Aanya brought warmth into spaces Raghav didn't even realize were cold.

She organized chaos. Balanced his extremes. Grounded him in ways he never acknowledged but always relied on.

For the first time, life wasn't a game.

It was… steady.

And that's where things started to fall apart.

Raghav didn't know how to live without intensity.

Peace, to him, began to feel like boredom.

Stability started to look like routine.

And routine… was something he had always avoided.

So he began to create tension.

Not intentionally.

But inevitably.

It started with small things.

"Why didn't you pick up my call?"

"I was busy, Raghav."

"With what?"

"With my work."

"You could have texted."

"I did. You didn't see."

"You should have called again."

Aanya would sigh. "Raghav… it's not that serious."

But for him, it was.

Everything was.

His need for control disguised itself as concern.

His possessiveness disguised itself as love.

And slowly, without either of them realizing it, the balance shifted.

Aanya started explaining herself more.

Raghav started questioning her more.

Conversations turned into arguments.

Arguments turned into silence.

And silence… became their new language.

"You've changed," Aanya said one evening, her voice calm but tired.

Raghav leaned back, arms crossed. "People evolve."

"This isn't evolution. This is control."

He laughed, but there was no humor in it. "Control? I care about you."

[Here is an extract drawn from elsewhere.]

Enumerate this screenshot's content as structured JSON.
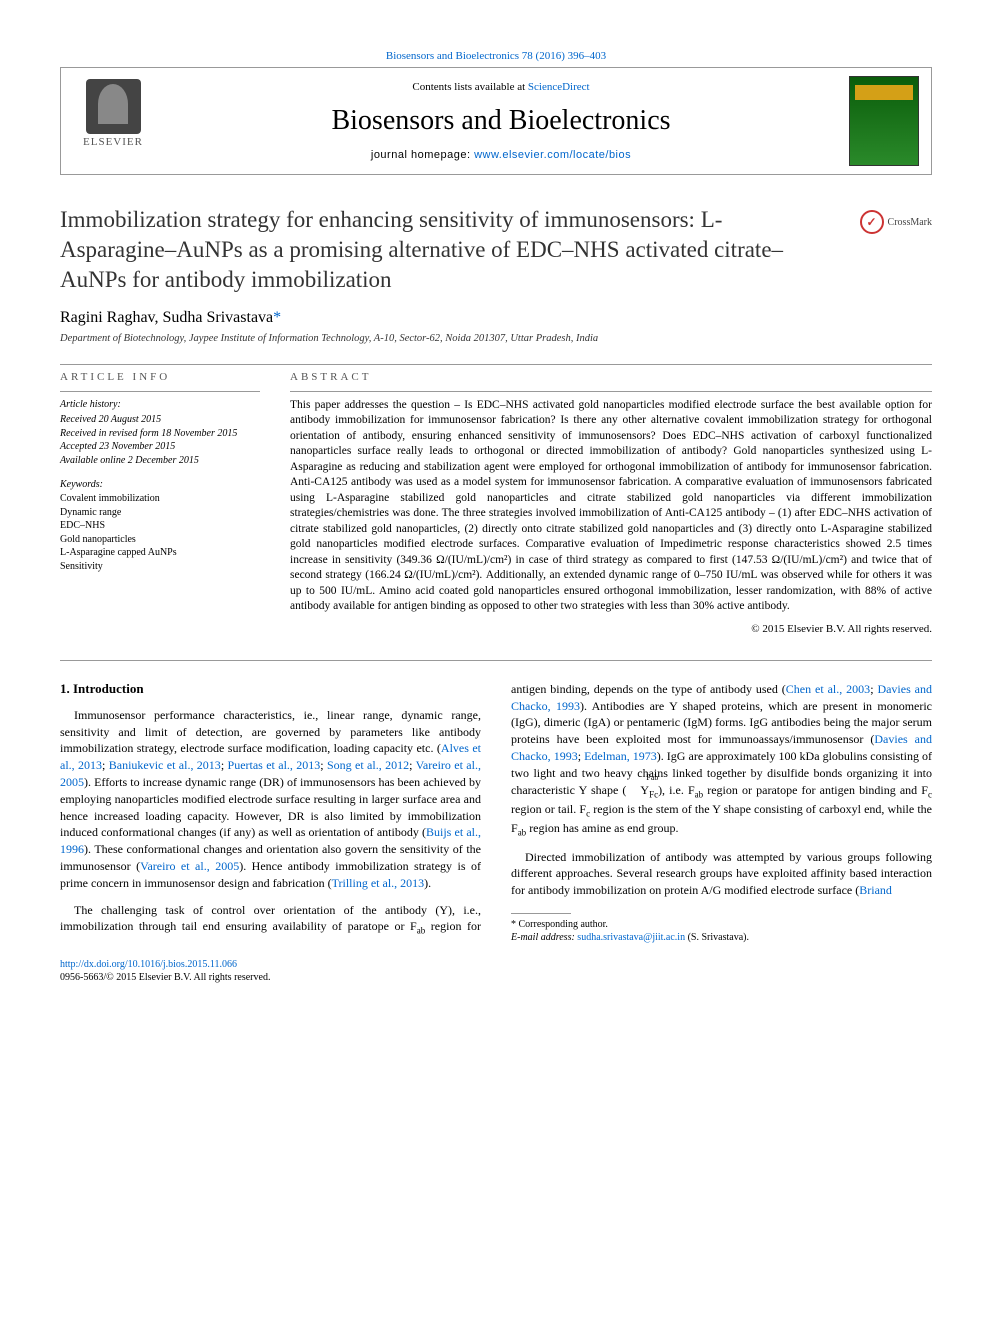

"Caring doesn't mean monitoring everything I do."

"I'm your husband."

"And I'm still a person."

That line lingered.

Because it was true.

And Raghav didn't like truths that didn't favor him.

The distance between them wasn't sudden.

It was slow.

Painfully slow.

Like watching something break in silence.

And then came the night that changed everything.

There was no dramatic buildup.

No storm outside. No shouting.

Just a quiet disagreement that had happened too many times before.

Aanya was tired.

Not just physically but emotionally.

"I don't want this right now," she said, her voice firm but not harsh.

Raghav looked at her, confused. "What do you mean?"

"I mean I need space. I'm not okay."

"It's just us, Aanya."

"That doesn't mean I always have to say yes."

That sentence should have been enough.

It should have stopped everything.

But Raghav didn't hear it the way it was meant.

He heard rejection.

He heard distance.

He heard loss of control.

And instead of stepping back…

He stepped forward.

For him, it was still part of love.

For her, it was the moment love ended.

The next morning was quiet.

Too quiet.

Aanya stood near the window, looking outside, her expression unreadable.

Raghav tried to speak.

"Aanya "

She didn't turn.

"I said no."

Three words.

Simple.

Clear.

Final.

"I didn't think " he started.

"That's the problem," she interrupted.

Silence filled the room again.

But this time, it wasn't just silence.

It was distance.

Permanent distance.

When she finally looked at him, there were no tears.

No anger.

Just something far worse.

Absence.

"You don't understand what you did," she said quietly.

Raghav felt something shift inside him.

For the first time in his life…

He wasn't sure he could fix it.

And that was the beginning of the end.